Alki Point Lighthouse History & Tours

Alki Point Lighthouse in West Seattle

Alki Point Lighthouse in West Seattle

Have you ever wondered what the inside of a Lighthouse looks like?

The Alki Point Lighthouse in West Seattle is open for FREE tours most Weekends from the first weekend in June to the last weekend in August (Current Tour Information). The hours of operation are 1:00 pm to 4:00 pm with the last tour starting around 3:40 pm. The tours are conducted by volunteers from the U.S. Coast Guard Auxiliary. The Alki Point Lighthouse is located in the back yard of the residence of the Commander of the 13th District of the U.S. Coast Guard. The Coast Guard 13th District covers Washington, Oregon, Idaho and Montana.  So set your GPS Navigator to 3201 Alki Avenue SW Seattle, WA 98116, and stop on by.

According to legend the first Aid to Navigation at Alki Point was a Kerosene lantern hung on a barn in the 1870’s by Hans Martin Hanson. In 1887 the Kerosene lantern was updated with a Post Lantern by the Lighthouse Service (later combined into the Coast Guard) The Lighthouse Service hired Mr. Hanson to tend the lantern.  Mr. Hanson and his family, and then later his decedents continued tending the Post Lantern until the Alki Lighthouse was Lighted on June 1, 1913.  The original Alki Point Post Lantern is on display at the Coast Guard Museum at the Coast Guard Base in Seattle.

On June 1, 2013 the Alki Lighthouse celebrated 100 years of helping to keep Puget Sound mariners safe.

Much of the early Alki Point Lighthouse equipment has been preserved in good condition for the public to view. The air compressor with it’s large storage tank for the Fog Horn still shines for all visitors to see, as is the standby generator and standby air compressor. Other lighthouse history is on display, there is a 4th Order Fresnel Lens (Wikipedia) the same size as the original lens in the Alki Lighthouse. Much of the grounds are open during the tours so you can bring your camera and have your picture taken with the Alki Point Lighthouse in the background.

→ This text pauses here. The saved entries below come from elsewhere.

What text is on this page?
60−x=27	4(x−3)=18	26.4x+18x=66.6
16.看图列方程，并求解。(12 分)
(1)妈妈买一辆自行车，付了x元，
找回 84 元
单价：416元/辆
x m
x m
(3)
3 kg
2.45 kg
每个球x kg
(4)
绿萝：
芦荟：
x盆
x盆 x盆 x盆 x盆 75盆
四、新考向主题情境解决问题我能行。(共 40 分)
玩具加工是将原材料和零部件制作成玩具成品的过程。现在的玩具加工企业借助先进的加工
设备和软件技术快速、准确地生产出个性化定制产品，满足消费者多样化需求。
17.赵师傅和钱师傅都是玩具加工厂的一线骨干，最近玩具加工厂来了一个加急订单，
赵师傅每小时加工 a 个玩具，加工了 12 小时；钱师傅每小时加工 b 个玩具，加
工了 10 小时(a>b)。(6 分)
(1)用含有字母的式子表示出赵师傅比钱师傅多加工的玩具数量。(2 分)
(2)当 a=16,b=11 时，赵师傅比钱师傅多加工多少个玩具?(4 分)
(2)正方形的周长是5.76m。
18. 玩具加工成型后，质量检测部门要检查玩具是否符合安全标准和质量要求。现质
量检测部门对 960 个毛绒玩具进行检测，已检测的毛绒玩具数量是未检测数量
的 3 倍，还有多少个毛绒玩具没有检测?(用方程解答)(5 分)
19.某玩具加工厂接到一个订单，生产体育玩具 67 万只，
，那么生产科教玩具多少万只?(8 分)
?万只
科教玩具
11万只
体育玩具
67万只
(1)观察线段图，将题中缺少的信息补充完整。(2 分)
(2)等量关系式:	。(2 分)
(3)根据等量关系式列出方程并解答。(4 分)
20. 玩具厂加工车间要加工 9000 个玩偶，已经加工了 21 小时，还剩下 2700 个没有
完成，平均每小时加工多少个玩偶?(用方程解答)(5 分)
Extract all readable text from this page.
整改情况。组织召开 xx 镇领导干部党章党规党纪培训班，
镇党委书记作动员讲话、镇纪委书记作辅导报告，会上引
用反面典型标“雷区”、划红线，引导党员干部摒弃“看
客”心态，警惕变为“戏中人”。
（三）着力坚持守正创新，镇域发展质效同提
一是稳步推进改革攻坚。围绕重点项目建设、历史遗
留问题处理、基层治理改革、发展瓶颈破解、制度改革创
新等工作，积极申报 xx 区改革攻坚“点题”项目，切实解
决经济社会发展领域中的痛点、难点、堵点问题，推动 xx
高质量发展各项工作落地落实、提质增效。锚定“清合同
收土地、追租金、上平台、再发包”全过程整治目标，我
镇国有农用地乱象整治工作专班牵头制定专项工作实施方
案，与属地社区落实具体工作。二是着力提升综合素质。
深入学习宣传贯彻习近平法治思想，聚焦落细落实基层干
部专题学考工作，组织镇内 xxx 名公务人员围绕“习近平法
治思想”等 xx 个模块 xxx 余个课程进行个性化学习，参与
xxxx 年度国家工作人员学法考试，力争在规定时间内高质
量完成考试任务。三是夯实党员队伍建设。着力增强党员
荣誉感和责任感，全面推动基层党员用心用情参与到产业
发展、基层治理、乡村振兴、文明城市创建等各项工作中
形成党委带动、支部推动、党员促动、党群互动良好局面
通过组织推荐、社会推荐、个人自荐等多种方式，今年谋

Visitors can also climb to the top of the Alki Point Lighthouse tower where the light is located for a very spectacular view of the area. A note of caution about the climb, the stairs are steep and the ladder at the top is even steeper. Young children are not allowed in the tower for safety reasons and the top of the tower gets very hot on a sunny day.

Tell them captnmike sent you and you will get your choice of free boating safety literature from the table at the front gate and a discount on the tour price.  However since the tour is already free and the literature is no charge either, won’t really save  any money, but it is the thought that counts, right?  And I always wanted someone to say that I sent them.  The tour is interesting covering over 100 years of time and you get a great view.

For a look at many other Aids to Navigation please see: The National Aids to Navigation Museum

For more Lighthouse, Lifesaving and Coast Guard History see: The U.S. Coast Guard Museum, Seattle, Washington

Updated September 26, 2014: Added drawings showing proposed structures from 1911.  These two images are from the drawings sent to the Commissioner, Bureau of Light-Houses by C.W. Leick in May 1911.

Thanks for your interest in Boating Safety and Seattle history.

– c/m –

This entry was posted in Boating Safety, History, seattle and tagged , , , , . Bookmark the permalink.

9 Responses to Alki Point Lighthouse History & Tours

  1. I was officer in charge of alki point from feb 1974 to feb 1976 that was the best duty I had during my 20nyear career. I loved seattle and its friendly people

    • captnmike says:

      I have talked with two Admirals that have lived at Alki and they both like living there

      Glad you liked Seattle and your duty here – lots of history at Alki

      I hope your retirement is going well

  2. Jade K. says:

    I am doing a report on this Lighthouse and I was wondering the dimensions of this lighthouse. I need to know the height, length, and width. I used to live in Washington too and I love the state!

    • captnmike says:

      The light is 39 ft above average high water level, since the base of the lighthouse is above the average high water the light is less than 39 ft above the land, but add the roof

      I have ask a couple of researchers that have access to Coast Guard records to help, remind me in a few days if I forget

      • Jade K. says:

        Ok thanks!

      • captnmike says:

        Found a copy of the original floor plans & elevation drawing. It will be probably Friday when I can get a copy made. Part of the problem also is there are many “heights” depending on what you are looking at. The building is also not rectangular, the tower sticks out on the east end.

      • captnmike says:

        I sent you a PDF of the drawings showing the Proposed buildings as sent to the Commissioner, Bureau of Light-Houses

        I have also added drawings showing the proposed Keepers Quarters & Light and Signal Building.

        Hope that helps your report

  3. Anonymous says:

    Hello captnmike,

    I too am writing a report on it. If you would be so kind to send me the pdf as well I would very much appreciate it!